A practical application of this rule of thumb is as follows:

- At NASA, for one example test condition, we collected 60K frames from 4x cameras, each approximately 1MP resolution
- The wind tunnel 3D model had approximately 1M vertices
- So:

  - :math:`M_C \approx 2 \cdot 60K \cdot 4 \cdot 1M / N_R \approx 5E11 / N_R`
  - :math:`M_1 \approx 8 \cdot 60K \cdot 1M / N_R \approx 5E11 / N_R`
  - :math:`M_2 \approx 8 \cdot 60K \cdot 1M / N_R \approx 5E11 / N_R`
  - :math:`M_T \approx 1.5E12 / N_R` (bytes)

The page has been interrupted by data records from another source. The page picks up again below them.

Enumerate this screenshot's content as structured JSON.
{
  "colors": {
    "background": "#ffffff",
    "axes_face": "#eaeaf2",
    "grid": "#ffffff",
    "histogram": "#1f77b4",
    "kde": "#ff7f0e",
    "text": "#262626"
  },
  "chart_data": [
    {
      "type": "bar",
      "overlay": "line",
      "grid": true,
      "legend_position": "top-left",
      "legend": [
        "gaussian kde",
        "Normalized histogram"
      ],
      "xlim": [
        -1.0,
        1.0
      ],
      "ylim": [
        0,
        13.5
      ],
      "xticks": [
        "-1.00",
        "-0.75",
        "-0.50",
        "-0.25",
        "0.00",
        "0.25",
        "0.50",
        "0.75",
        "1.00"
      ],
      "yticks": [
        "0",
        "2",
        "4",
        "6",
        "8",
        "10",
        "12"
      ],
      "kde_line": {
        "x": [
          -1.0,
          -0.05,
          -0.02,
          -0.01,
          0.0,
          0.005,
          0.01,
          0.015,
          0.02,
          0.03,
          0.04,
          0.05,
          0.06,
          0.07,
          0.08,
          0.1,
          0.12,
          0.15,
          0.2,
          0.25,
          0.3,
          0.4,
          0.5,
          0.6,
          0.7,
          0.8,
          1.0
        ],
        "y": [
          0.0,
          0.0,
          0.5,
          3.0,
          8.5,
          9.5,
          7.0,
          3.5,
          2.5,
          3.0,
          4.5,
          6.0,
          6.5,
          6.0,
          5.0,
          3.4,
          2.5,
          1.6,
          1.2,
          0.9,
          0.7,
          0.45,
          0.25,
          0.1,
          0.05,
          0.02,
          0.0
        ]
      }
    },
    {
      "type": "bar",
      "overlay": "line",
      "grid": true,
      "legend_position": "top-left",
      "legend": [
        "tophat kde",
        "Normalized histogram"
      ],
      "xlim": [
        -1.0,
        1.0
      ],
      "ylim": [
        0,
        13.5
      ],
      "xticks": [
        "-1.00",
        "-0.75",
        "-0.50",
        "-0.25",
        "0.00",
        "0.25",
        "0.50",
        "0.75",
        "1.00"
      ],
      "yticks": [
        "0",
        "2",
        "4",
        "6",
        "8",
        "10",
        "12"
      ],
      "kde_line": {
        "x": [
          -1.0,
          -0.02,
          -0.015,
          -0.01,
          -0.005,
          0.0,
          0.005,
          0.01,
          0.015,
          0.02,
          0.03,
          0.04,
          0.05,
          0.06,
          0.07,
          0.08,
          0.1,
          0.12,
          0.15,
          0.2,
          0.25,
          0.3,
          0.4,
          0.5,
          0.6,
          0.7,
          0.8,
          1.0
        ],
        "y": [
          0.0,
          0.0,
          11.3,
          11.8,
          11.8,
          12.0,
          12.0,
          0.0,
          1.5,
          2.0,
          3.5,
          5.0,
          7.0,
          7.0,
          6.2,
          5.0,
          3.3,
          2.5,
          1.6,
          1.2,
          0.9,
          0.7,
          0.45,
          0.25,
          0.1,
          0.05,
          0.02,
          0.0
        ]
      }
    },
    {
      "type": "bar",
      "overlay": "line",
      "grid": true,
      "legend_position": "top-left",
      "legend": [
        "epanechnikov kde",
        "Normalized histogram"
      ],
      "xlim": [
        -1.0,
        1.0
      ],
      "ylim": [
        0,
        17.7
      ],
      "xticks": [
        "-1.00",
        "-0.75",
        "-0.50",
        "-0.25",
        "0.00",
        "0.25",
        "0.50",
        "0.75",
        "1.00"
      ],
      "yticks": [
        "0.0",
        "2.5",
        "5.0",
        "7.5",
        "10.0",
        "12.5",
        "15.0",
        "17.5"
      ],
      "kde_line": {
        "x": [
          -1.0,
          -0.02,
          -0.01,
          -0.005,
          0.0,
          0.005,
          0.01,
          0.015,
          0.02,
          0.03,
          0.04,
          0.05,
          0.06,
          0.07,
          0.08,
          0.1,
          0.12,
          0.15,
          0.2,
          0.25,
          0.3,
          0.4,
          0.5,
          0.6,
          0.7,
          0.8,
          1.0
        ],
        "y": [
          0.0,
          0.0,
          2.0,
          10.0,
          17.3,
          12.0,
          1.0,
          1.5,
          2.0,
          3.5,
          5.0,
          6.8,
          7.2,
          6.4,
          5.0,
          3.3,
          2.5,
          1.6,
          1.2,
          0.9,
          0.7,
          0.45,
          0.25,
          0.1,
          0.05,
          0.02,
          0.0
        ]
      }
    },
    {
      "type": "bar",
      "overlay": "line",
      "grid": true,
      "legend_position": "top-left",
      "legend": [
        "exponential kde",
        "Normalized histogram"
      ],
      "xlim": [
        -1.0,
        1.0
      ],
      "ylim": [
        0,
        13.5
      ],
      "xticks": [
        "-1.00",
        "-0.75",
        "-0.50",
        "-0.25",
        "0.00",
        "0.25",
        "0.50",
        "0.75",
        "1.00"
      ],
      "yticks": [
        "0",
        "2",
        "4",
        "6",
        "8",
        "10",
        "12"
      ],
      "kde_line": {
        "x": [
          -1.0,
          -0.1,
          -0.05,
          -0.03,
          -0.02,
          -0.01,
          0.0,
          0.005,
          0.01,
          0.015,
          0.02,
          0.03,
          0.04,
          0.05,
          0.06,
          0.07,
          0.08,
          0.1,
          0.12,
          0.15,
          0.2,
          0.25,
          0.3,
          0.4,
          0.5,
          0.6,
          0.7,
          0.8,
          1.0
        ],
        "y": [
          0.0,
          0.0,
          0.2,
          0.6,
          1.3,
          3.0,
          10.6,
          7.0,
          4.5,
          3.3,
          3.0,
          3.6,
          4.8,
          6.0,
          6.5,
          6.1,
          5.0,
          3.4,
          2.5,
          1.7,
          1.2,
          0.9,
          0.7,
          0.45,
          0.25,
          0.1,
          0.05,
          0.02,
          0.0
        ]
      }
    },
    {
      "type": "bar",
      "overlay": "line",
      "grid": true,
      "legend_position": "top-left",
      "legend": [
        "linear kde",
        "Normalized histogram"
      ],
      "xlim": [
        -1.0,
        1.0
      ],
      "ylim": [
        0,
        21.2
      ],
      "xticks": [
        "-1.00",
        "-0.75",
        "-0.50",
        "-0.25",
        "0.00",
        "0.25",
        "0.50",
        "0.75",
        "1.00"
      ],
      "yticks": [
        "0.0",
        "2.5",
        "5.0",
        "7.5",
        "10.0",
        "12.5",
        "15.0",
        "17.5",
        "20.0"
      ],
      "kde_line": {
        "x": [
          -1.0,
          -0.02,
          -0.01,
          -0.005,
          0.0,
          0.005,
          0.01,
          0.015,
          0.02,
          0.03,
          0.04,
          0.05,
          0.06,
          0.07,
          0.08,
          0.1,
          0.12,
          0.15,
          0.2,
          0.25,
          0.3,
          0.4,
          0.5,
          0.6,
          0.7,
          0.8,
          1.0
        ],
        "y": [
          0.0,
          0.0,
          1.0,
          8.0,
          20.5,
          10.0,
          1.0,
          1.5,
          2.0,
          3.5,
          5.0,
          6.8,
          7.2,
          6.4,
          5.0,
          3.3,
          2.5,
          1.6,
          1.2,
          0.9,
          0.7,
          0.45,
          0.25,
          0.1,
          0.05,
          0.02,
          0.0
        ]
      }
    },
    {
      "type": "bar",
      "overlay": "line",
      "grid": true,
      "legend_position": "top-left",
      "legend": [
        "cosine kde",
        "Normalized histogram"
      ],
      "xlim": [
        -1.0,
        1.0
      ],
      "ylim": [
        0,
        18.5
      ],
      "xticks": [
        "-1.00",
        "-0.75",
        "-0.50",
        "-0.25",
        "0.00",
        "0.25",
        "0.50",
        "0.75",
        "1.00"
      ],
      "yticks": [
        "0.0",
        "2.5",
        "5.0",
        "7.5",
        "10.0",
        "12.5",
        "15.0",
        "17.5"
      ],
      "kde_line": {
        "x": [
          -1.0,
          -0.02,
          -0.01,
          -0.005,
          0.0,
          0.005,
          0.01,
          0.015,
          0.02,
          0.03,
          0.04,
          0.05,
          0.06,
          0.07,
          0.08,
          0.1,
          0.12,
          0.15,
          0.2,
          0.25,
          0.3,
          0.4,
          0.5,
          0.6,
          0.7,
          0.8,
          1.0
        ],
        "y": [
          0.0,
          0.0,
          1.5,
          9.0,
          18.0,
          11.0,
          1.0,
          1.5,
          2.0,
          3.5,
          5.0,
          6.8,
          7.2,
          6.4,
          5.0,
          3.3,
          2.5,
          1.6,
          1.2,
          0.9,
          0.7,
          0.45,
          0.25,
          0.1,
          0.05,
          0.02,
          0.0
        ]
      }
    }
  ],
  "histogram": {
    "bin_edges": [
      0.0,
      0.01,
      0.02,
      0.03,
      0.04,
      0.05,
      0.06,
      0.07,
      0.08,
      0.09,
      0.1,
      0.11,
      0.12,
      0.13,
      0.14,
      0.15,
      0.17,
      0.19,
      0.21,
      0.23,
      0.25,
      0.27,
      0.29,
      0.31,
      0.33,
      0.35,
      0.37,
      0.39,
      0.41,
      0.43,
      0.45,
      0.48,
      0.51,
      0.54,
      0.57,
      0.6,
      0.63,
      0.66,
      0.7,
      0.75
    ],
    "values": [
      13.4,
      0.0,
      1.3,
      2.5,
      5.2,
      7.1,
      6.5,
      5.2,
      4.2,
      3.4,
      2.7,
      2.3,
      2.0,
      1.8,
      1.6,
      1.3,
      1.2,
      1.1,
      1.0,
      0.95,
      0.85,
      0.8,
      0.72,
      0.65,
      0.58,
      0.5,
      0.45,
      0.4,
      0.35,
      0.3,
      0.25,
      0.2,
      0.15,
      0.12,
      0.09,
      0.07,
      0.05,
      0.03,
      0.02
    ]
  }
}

- We can use 40 MPI ranks, one per compute node, so the memory requirement per
  compute node is approximately 1.5E12 / 40 = 3.75E10 bytes, or 37.5GB. The NAS
  Ivy nodes each have `64GB of memory available <https://www.nas.nasa.gov/hecc/support/kb/preparing-to-run-on-pleiades-ivy-bridge-nodes_446.html>`_,
  so we can fit our job into a PBS session with 40 Ivy nodes and 40 MPI ranks.
  From practical experience, we know this job takes less than 10 minutes of wall clock time,
  so we can use the following PBS directive to allocate the job:

  .. code:: bash

    #PBS -lselect=40:model=ivy:walltime:00:10:00


Rationale for the rule of thumb is based on complexity analysis of the current algorithm implementation,
described in more detail in :doc:`swdd`.